Within a given species, larger individuals tend to age faster and die younger. Between species, larger species tend to live longer - though there are many exceptions to this rule. Here is an open access article on this phenomenon from a programmed aging perspective, i.e. the author is building on his hyperfunction theory to say that aging is a genetic program of growth that runs awry to cause damage in old age, past the point at which evolutionary selection guides its operation. This is as opposed to aging as straightforward "wear and tear" type damage that accumulates as a result of the normal operation of metabolism over time, becoming meaningfully harmful only past the age at which evolutionary selection favors further adaptations to reduce, avoid, or repair this damage.
It has been known for millennia that large animals live longer, inspiring numerous theories of aging. For example, elephants and humans live longer than mice, which in turn live longer than worms and flies. The correlation is not perfect, with many explainable exceptions, but it is still obvious. In contrast, within each species (e.g., mice and some other mammals) small body size is associated with longevity and slow aging. The concept that aging (and age-related diseases) is an aimless continuation of developmental growth, a hyperfunction driven by the same nutrient-sensing and growth-promoting pathways such as MTOR, may explain this longstanding paradox.
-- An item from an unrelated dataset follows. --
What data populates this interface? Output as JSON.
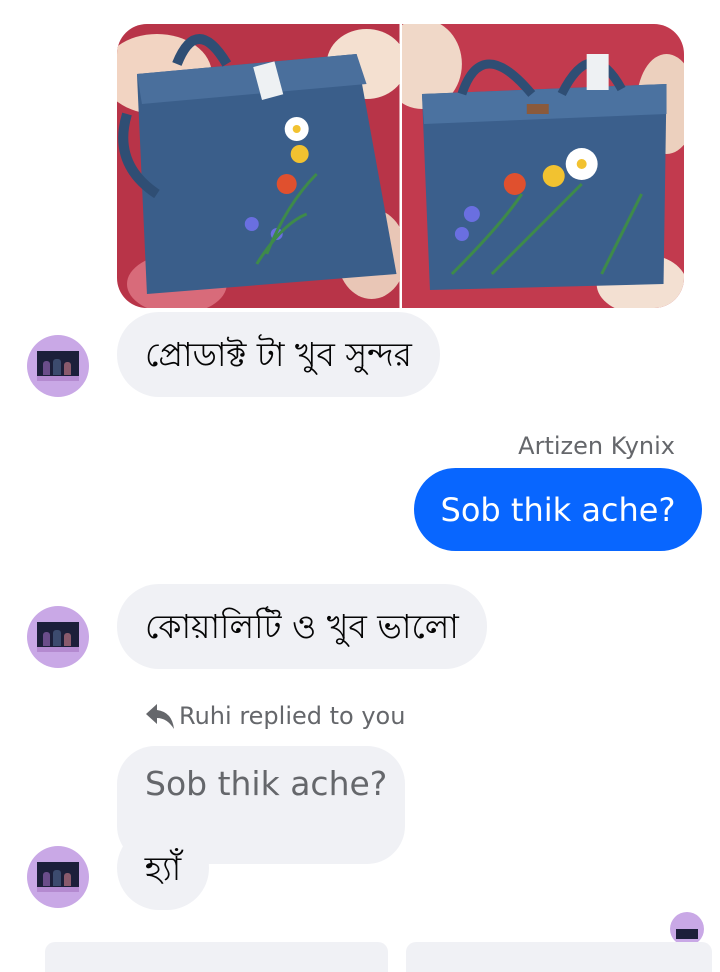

Fast versus slow aging may depend on whether the organism "grows fast" or "develops longer": first case should be associated with high MTOR. Exceptions may be numerous. Small size is not always related to the GH/IGF/MTOR pathway but instead may be caused by defects that shorten life span. But understanding of each exception will further illuminate the rules. On a wider scale (from worm to whale), large animals live longer because aging is quasi-programmed. In contrast, "big" mice live shorter because they grow faster than dwarf mice and growth is driven by the same pathways that drive aging. Fast-growing mice are expected to have over-activation of growth-promoting pathways (either by excessive calorie consumption or due to genetic mutations), which drive aging and age-related diseases later. Cellular hyperfunction is the key feature of aging cell, leading to organismal death. Yet, there are also two other crucial aspects of hyperfunction theory: (a) aging as a quasi-program of developmental growth and (b) both processes are driven by the same growth-promoting-signaling pathways including MTOR.